In jedem Handy, jedem Smartphone und vielen Tablets steckt eine SIM-Karte. Sie sorgt dafür. dass das jeweilige Gerät Kontakt mit dem Mobilfunknetz herstellen kann. Was in so einer SIM-Karte gespeichert ist und was dort vor sich geht, darüber macht sich kaum jemand Gedanken – es funktioniert einfach. Jetzt wurde eine Sicherheitslücke in vielen SIM-Karten entdeckt: Aufgrund eines mangelhaften Verschlüsselungsverfahrens ist es möglich, SIM-Karten zu kapern und dann Schaden anzurichten, etwa indem kostenpflichtige SMS verschickt oder Bezahlsysteme aufgerufen oder manipuliert werden.

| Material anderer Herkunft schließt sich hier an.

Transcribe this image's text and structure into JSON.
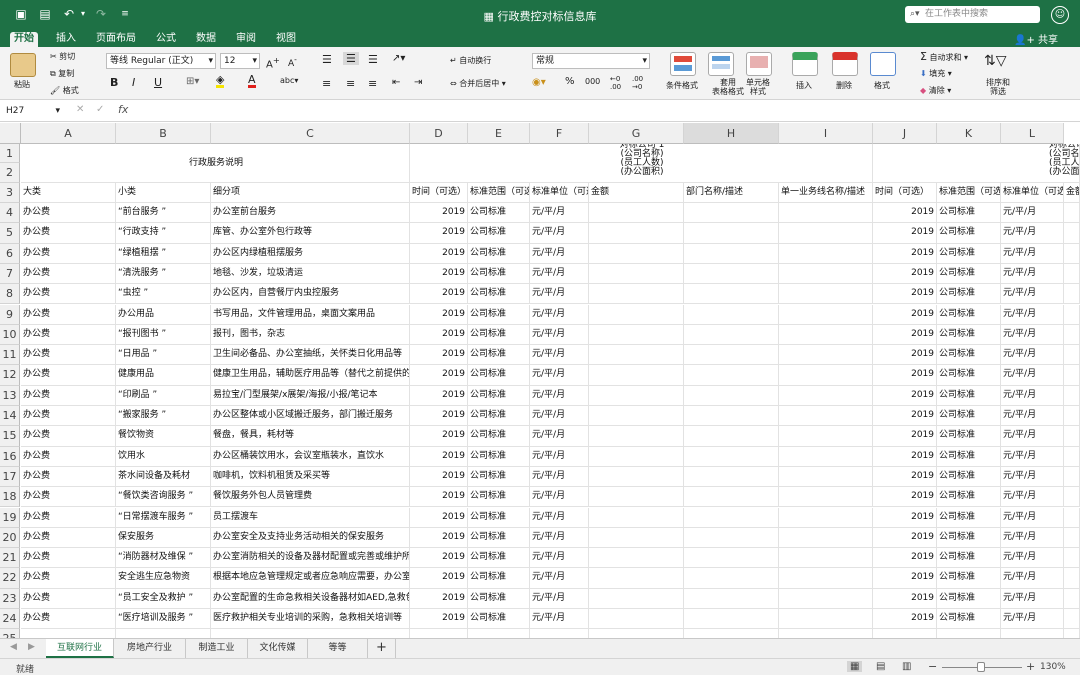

Um ein Handy zu kapern, muss eine SMS verschickt werden, die den Eindruck erweckt, vom jeweiligen Provider zu sein. Die SMS enthält im Gerät auszuführenden Code – und knackt das System. Danach lässt sich das Handy oder Smartphone fernsteuern. Um das zu erreichen, ist zwar ein gewisser Aufwand nötig, aber machbar ist das eben schon. Bislang wird das Sicherheitsleck nicht ausgenutzt. Aber die Zeit drängt: Experten rechnen damit, dass spätestens in sechs Monaten Kriminelle den Trick anwenden. Deshalb arbeiten alle Mobilfunkprovider an einer Lösung des Problems.

Betroffen sind ältere SIM-Karten, die noch ein DES-Verschlüsselungsverfahren verwenden. Das soll auf rund die Hälfte aller im Umlauf und Gebrauch befindlichen SIM-Karten zutreffen, immerhin eine halbe Milliarde Karten. In neueren SIM-Karten wird zwar bereits 3DES zur Verschlüsselung eingesetzt, aber auch dieses System ist nicht wirklich sicher. Deswegen rüsten die SIM-Karten-Hersteller derzeit auf AES um, solche SIM-Karten können bislang noch nicht gehackt werden. Moderne Micro- und Nano-SIMs sind nicht betroffen, sie verwenden ein sicheres System.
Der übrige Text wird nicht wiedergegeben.